Effects of Six Polyphenolic Compounds Isolated from Roasted Safflower Seed on Proliferation of Osteoblast-like Cells (ROS 17 / 2.8) compound Concentration (m) Control 10 ^-15 10 ^-12 10 ^-9 10 ^-6 N-Feruloylserotonin 100 105 107 100 98 N- (para-coumaroyl) serotonin (N- (p-Coumaroyl) serotonin) 100 105 108 96 113 Matairesinol 100 103 116 130 158 8'-Hydroxyarctigenin 100 98 80 102 95 Tilianine 100 84 80 95 112 Acecetin 100 115 112 120 126 17beta-estradiol ^* (17β-Estradiol, E ₂ ) 100 128 126 138 128 Genistein ^* (Genistein) 100 110 113 111 117

As shown in Table 4, 17 beta-estradiol (E ₂ ) already exhibited about 130% cell proliferation effect at a low concentration of 10 ^-15 M, about 140 at a physiological concentration of 10 ^-9 M Increasing by% promotes proliferation of bone cells in a dose-dependent manner.

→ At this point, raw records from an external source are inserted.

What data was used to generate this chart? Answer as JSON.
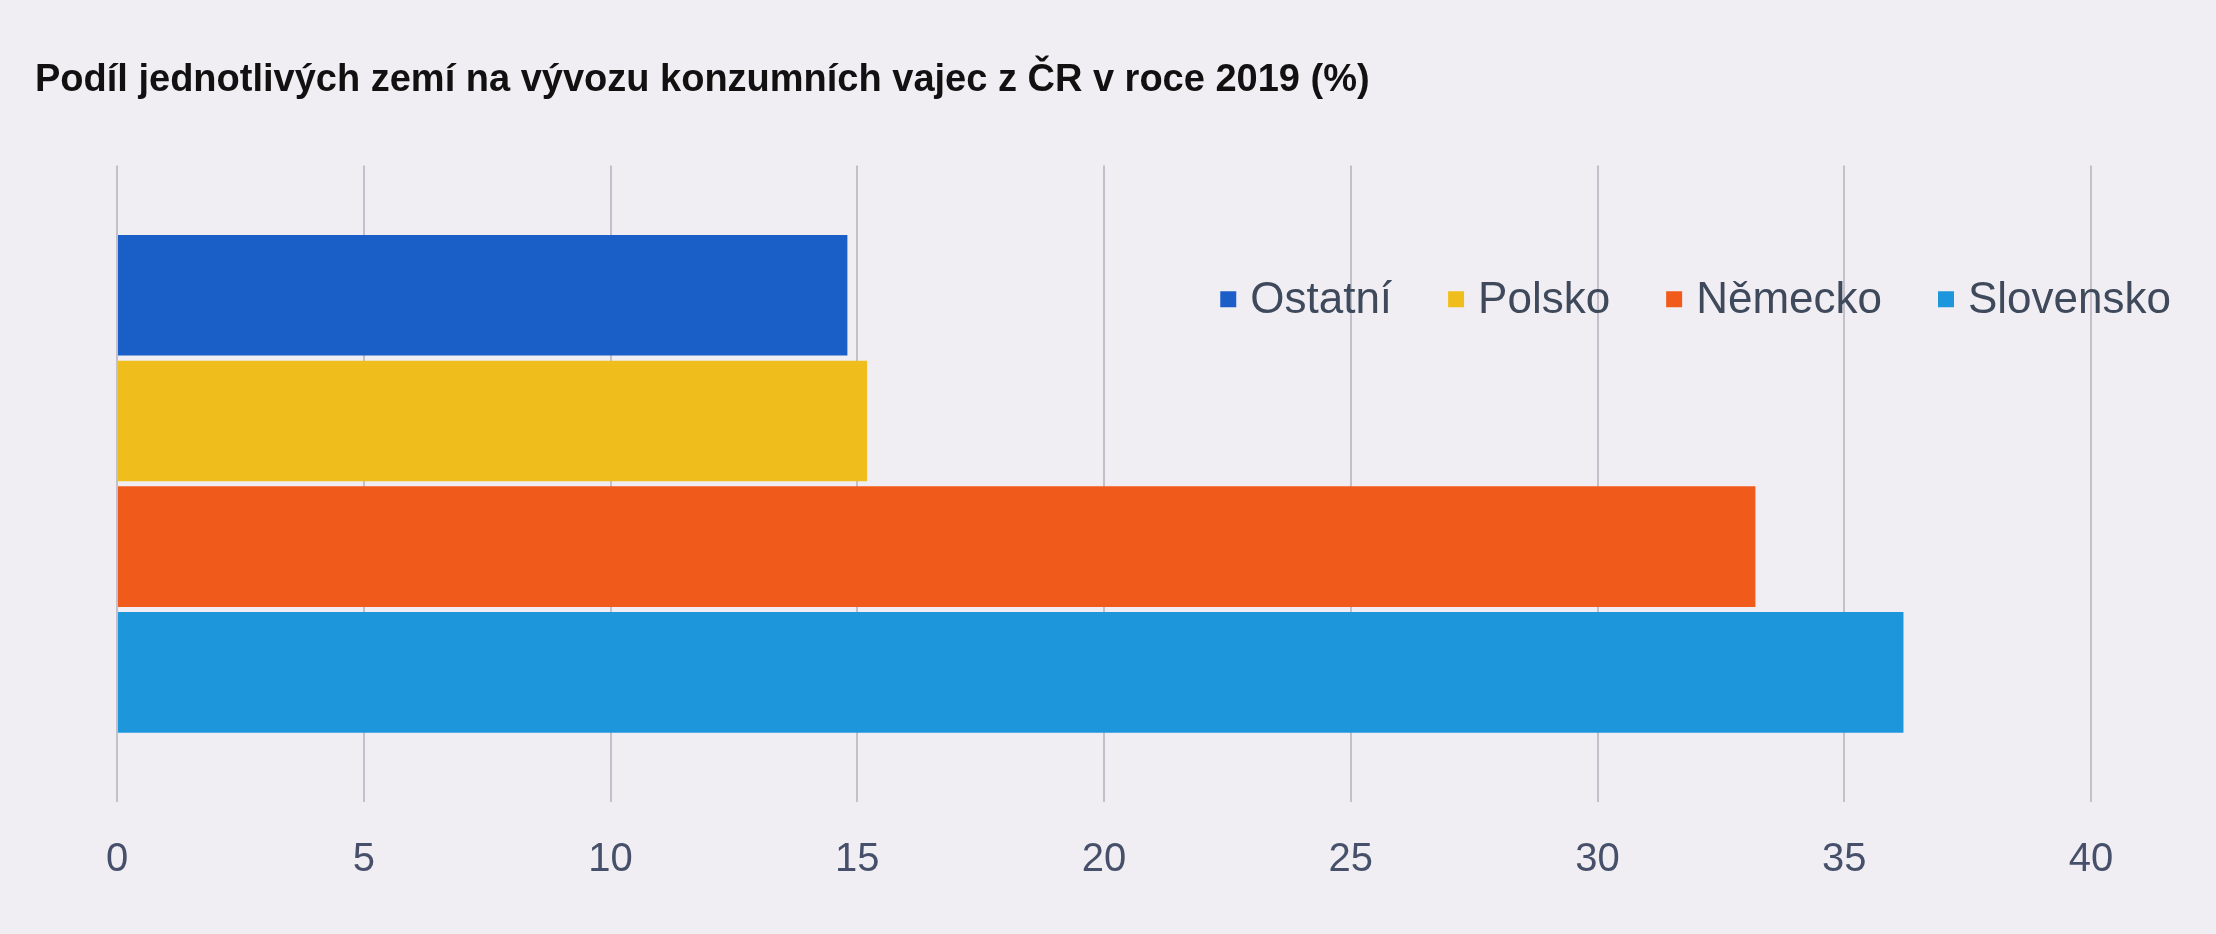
{
  "chart_data": {
    "type": "bar",
    "orientation": "horizontal",
    "title": "Podíl jednotlivých zemí na vývozu konzumních vajec z ČR v roce 2019 (%)",
    "categories": [
      null
    ],
    "series": [
      {
        "name": "Ostatní",
        "color": "#1a5fc8",
        "values": [
          14.8
        ]
      },
      {
        "name": "Polsko",
        "color": "#f0be1c",
        "values": [
          15.2
        ]
      },
      {
        "name": "Německo",
        "color": "#f05a1a",
        "values": [
          33.2
        ]
      },
      {
        "name": "Slovensko",
        "color": "#1e96dc",
        "values": [
          36.2
        ]
      }
    ],
    "xlim": [
      0,
      40
    ],
    "xticks": [
      0,
      5,
      10,
      15,
      20,
      25,
      30,
      35,
      40
    ],
    "grid": "x",
    "legend": "top right"
  }
}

Dozens of soybeans also dose-dependently increased ROS osteoblast proliferation by up to 115%, but showed lower effects than estradiol (E ₂ ). All six polyphenolic compounds isolated from roasted safflower seed also tended to promote the proliferation of ROS osteoblasts in a dose-dependent manner. In particular, the matyrethinol and acecetin compounds showed high cell proliferation rates as much as estradiol (E ₂ ) and genistein, respectively. Indicated.

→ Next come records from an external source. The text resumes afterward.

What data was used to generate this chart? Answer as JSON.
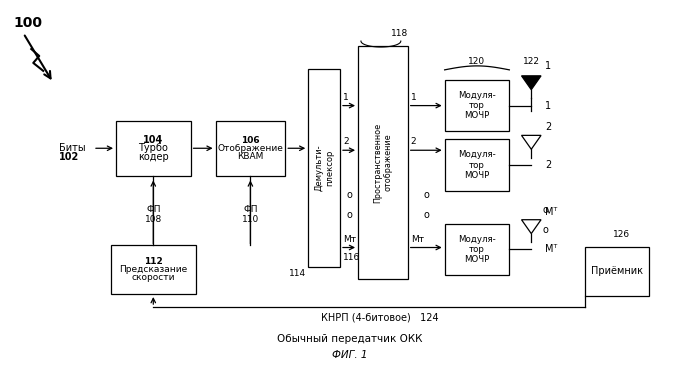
{
  "background_color": "#ffffff",
  "fig_label": "100",
  "fig_caption": "ФИГ. 1",
  "subtitle": "Обычный передатчик ОКК",
  "knrp_label": "КНРП (4-битовое)   124"
}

From the results of Table 4, it was found that, among the six polyphenol components isolated from roasted safflower seeds, the matyrethinol and acecetin components may act as substitutes for 17β-estradiol and genistein, estrogen compounds that promote bone formation.

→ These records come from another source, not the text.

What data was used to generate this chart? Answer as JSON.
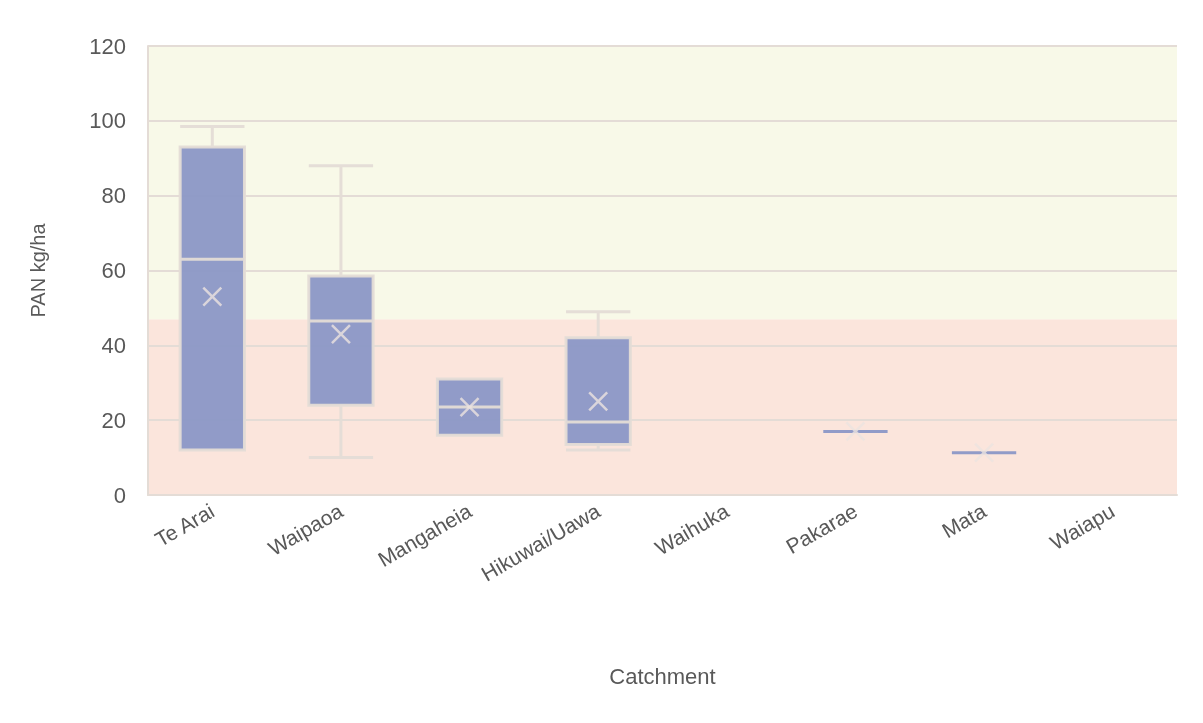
{
  "chart_data": {
    "type": "box",
    "xlabel": "Catchment",
    "ylabel": "PAN kg/ha",
    "categories": [
      "Te Arai",
      "Waipaoa",
      "Mangaheia",
      "Hikuwai/Uawa",
      "Waihuka",
      "Pakarae",
      "Mata",
      "Waiapu"
    ],
    "color": "#8b97c6",
    "boxes": [
      {
        "low": 12,
        "q1": 12,
        "median": 63,
        "q3": 93,
        "high": 98.5,
        "mean": 53
      },
      {
        "low": 10,
        "q1": 24,
        "median": 46.5,
        "q3": 58.5,
        "high": 88,
        "mean": 43
      },
      {
        "low": 16,
        "q1": 16,
        "median": 23.5,
        "q3": 31,
        "high": 31,
        "mean": 23.5
      },
      {
        "low": 12,
        "q1": 13.5,
        "median": 19.5,
        "q3": 42,
        "high": 49,
        "mean": 25
      },
      null,
      {
        "low": 17,
        "q1": 17,
        "median": 17,
        "q3": 17,
        "high": 17,
        "mean": 17
      },
      {
        "low": 11.3,
        "q1": 11.3,
        "median": 11.3,
        "q3": 11.3,
        "high": 11.3,
        "mean": 11.3
      },
      null
    ],
    "ylim": [
      0,
      120
    ],
    "yticks": [
      0,
      20,
      40,
      60,
      80,
      100,
      120
    ],
    "grid": "y",
    "bands": [
      {
        "axis": "y",
        "from": 0,
        "to": 47,
        "color": "#fbe5dc"
      },
      {
        "axis": "y",
        "from": 47,
        "to": 120,
        "color": "#f8f9e8"
      }
    ]
  }
}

As described in the above Examples and Experimental Examples, the residue obtained by degreasing roasted safflower seed with nucleic acid was extracted by boiling water with methanol, filtered and concentrated, and then subjected to column chromatography with Diion HP-20 and polyamide C-200. The obtained 60%, 80% and 100% methanol extracts were subjected to column chromatography and preparative-high-performance liquid chromatography with Sephadex LH-20, and thus the pure serotonin, lignan and flavonoid components have excellent effects in treating osteoporosis and fractures. It is a very useful invention in the raw material industry of functional food and medicine for the treatment of osteoporosis and fracture.

Claims (4)

(1) crushing and drying the dried safflower seed; and (2) adding 50-80% aqueous solution of methanol to the safflower seed powder degreased in the first step, heating and extracting at 80 ° C., and decompressing and concentrating. (3) performing column chromatography on the concentrate prepared in the second step using Diion HP-20, and (4) extracting the extract prepared in the third step using a Sephadex LH-20 column. Method for extracting safflower seed polyphenolic compound comprising the step of pure separation of serotonin, lignan and flavonoid components using. The method for extracting safflower seed polyphenolic compound according to claim 1, wherein the concentrate is subjected to column chromatography using polyamide in the third step. The method of claim 1, wherein the ethyl acetate layer is added to the concentrate in the third step, and the ethyl acetate layer is separated into an aqueous layer, and the ethyl acetate layer is depressurized and concentrated. In the fourth step, the ethyl acetate layer is separated into high-performance liquid chromatography. Extraction method of safflower seed polyphenolic compound, characterized in that the pure separation by using a chromatography. Peruloryl serotonin and coumaryl serotonin, matyrresinol and hydroxyactinine, tiliananin and acecetin prepared by the method according to any one of claims 1 to 3.